The shower was traveling in the eastern direction and is the first such meteorite shower recorded in the Vidarbha region of Maharashtra. The meteor shower was accompanied by earth tremors measuring 2.1 on the Richter Scale. The biggest among the meteorites weighed 673.5 grams. The surface was completely burnt showing dark brown roasted colour with sub-rounded edges. GSI said the sample is a stony meteorite dominated by silicates (olivine and others) with a little iron. These are the oldest rocks in the Solar System.

==Notable people==
- Shrikant Jichkar (September 1954 – June 2004), was an Indian politician (I.A.S. and I.P.S.) He held numerous academic degrees, known as the most qualified person in India.
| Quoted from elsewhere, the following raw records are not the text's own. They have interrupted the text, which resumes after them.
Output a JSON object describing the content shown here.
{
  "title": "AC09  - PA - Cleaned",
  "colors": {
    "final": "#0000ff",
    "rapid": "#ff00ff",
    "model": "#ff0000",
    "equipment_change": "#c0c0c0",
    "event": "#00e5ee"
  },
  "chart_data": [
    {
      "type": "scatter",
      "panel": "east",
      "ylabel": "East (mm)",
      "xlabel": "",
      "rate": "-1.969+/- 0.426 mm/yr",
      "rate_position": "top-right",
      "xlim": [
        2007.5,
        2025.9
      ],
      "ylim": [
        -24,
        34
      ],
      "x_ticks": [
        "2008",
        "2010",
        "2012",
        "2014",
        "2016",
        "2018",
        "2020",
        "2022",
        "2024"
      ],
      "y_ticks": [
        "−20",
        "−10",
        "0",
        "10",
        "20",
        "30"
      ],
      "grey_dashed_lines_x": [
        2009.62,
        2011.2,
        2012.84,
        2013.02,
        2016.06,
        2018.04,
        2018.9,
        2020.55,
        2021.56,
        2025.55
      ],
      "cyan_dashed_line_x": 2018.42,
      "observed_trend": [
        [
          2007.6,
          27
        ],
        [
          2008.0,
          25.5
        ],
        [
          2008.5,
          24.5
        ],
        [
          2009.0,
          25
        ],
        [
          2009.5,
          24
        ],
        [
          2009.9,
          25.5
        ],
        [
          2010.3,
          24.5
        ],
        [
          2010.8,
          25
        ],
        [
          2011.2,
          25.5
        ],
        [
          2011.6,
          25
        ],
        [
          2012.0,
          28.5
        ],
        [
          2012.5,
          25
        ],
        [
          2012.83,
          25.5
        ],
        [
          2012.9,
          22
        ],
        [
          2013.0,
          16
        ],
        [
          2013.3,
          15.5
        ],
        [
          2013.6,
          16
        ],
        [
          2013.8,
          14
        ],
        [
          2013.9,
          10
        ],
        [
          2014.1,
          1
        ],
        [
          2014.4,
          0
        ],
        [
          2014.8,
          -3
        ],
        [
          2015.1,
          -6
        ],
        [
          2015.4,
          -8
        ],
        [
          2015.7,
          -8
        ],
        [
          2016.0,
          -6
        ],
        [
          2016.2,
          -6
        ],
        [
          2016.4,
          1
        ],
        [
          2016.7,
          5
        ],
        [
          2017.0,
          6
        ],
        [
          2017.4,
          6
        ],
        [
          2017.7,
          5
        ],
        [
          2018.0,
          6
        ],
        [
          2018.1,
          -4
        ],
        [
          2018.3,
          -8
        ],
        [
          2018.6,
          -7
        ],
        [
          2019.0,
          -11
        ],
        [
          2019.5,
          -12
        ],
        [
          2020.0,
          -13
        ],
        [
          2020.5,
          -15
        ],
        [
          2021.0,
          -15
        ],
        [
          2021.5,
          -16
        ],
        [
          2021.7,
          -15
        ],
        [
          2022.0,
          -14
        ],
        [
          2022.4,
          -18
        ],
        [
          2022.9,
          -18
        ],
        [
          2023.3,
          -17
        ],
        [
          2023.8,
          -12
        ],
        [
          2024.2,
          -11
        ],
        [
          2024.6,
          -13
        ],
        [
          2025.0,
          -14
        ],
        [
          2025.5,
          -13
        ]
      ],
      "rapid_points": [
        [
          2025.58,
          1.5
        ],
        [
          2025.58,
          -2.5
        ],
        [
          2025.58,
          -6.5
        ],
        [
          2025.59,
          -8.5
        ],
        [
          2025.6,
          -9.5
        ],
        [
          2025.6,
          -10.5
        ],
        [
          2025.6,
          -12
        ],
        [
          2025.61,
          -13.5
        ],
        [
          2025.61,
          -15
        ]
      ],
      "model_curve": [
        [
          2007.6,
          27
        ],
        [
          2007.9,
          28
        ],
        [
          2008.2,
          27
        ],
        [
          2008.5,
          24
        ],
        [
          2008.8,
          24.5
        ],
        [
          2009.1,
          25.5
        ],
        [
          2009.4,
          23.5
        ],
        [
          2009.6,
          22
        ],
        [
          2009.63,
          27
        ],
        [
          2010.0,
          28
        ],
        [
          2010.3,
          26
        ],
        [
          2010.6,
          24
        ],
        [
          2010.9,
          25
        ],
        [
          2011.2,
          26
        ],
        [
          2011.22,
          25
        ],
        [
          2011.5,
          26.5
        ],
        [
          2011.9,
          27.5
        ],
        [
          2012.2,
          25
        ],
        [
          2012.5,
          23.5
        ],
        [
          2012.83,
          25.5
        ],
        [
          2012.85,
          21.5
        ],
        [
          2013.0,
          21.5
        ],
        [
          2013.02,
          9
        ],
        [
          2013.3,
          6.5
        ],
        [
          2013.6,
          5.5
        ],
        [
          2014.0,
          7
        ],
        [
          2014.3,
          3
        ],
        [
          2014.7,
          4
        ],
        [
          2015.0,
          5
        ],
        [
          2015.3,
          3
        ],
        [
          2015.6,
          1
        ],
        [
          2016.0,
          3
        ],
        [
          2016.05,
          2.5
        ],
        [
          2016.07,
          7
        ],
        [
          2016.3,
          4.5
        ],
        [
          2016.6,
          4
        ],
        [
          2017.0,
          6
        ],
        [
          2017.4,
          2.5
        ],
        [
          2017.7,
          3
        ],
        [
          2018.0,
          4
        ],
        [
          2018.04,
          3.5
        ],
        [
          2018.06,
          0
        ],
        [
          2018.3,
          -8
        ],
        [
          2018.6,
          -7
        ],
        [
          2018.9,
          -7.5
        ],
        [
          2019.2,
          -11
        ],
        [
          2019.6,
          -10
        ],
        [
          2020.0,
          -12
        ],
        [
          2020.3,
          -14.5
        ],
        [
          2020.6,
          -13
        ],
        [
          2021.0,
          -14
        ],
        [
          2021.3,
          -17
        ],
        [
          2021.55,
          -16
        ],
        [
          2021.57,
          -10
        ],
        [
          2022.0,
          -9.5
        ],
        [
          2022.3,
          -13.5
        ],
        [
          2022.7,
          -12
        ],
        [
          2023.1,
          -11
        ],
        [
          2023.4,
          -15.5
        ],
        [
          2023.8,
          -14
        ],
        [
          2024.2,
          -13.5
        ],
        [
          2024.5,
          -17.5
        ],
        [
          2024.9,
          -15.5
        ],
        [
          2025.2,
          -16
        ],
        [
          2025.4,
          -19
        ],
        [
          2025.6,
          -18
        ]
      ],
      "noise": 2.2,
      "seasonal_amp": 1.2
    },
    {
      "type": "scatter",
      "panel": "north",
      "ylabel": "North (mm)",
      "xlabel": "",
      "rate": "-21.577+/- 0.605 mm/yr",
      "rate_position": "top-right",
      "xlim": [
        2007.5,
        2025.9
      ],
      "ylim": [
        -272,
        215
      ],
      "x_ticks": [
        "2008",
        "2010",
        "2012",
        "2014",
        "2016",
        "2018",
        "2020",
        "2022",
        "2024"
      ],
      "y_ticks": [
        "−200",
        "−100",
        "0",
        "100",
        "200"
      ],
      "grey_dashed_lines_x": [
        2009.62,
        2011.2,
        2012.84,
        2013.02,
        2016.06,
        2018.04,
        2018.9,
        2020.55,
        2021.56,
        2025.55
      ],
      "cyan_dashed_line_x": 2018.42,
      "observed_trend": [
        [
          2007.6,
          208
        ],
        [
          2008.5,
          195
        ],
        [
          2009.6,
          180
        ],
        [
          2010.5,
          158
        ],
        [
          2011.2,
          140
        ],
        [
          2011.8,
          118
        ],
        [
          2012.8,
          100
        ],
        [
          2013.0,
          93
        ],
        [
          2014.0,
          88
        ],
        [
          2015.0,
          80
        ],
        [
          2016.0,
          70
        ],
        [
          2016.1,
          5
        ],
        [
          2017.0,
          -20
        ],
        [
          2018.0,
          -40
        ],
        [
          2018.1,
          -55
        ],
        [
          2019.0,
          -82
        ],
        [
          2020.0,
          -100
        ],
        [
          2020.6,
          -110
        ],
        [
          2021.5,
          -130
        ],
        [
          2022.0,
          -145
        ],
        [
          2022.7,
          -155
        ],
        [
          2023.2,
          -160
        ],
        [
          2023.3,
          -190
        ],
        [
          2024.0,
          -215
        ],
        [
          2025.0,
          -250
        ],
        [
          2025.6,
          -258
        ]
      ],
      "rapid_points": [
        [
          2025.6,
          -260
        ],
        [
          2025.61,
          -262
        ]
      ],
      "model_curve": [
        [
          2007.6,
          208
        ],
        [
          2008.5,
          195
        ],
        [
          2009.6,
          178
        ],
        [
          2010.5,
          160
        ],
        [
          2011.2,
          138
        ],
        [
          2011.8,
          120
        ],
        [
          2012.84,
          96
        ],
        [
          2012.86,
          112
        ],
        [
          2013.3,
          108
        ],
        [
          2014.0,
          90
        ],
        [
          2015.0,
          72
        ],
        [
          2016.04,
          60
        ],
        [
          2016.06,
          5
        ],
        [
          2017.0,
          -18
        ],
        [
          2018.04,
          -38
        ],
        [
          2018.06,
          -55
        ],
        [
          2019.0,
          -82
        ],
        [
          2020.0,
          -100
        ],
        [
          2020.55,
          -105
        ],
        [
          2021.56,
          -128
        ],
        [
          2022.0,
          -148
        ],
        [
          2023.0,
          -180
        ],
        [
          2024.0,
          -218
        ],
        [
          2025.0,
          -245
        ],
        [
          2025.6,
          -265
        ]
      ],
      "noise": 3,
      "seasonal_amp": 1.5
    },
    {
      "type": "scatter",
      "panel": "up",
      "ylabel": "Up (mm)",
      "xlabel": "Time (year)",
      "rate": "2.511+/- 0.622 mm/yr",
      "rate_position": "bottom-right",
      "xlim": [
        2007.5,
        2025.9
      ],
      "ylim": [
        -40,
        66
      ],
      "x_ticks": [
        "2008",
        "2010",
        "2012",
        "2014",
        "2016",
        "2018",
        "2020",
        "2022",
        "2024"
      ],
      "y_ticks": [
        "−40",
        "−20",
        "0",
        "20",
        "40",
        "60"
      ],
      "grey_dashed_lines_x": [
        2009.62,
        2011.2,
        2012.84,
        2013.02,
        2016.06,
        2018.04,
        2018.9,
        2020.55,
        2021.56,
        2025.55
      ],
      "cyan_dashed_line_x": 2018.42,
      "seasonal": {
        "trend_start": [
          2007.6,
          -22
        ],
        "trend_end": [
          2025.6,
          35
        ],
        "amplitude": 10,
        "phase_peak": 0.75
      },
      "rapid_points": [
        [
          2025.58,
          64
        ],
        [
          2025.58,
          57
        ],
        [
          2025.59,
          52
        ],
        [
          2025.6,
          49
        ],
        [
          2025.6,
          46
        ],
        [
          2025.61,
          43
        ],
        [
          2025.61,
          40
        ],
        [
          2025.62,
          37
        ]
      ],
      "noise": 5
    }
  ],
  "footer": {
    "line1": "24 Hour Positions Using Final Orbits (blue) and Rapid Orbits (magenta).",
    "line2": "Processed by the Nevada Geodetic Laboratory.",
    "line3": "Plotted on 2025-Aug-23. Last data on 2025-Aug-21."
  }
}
- S. K. Wankhede (September 1914 -January 1988), barrister from Kohali, Maharashtra Assembly minister and a cricket administrator. Wankhede Stadium in Mumbai is named after him.
- Virendra K. Deshmukh (July 1943 - July 2000), M. Comm, ruled Katol Municipal Council for 25 years consistently (1974-1999), former member of Legislative Council of Maharashtra (MNC), Laid the foundation stone of Katol's development by establishing 14 government schools in the name of and for Municipal Council, established nagar parishad complexes in the market, was a decorated member of the Peasants and Workers Party of India.
- Ranjeet Deshmukh, president of Maharashtra Pradesh Congress Committee, who served as the agriculture minister from 1999 to 2004
- Anil Deshmukh, Nationalist Congress Party politician from Maharashtra who served as Minister for Home Affairs in Government of Maharashtra from 2019 to 2021.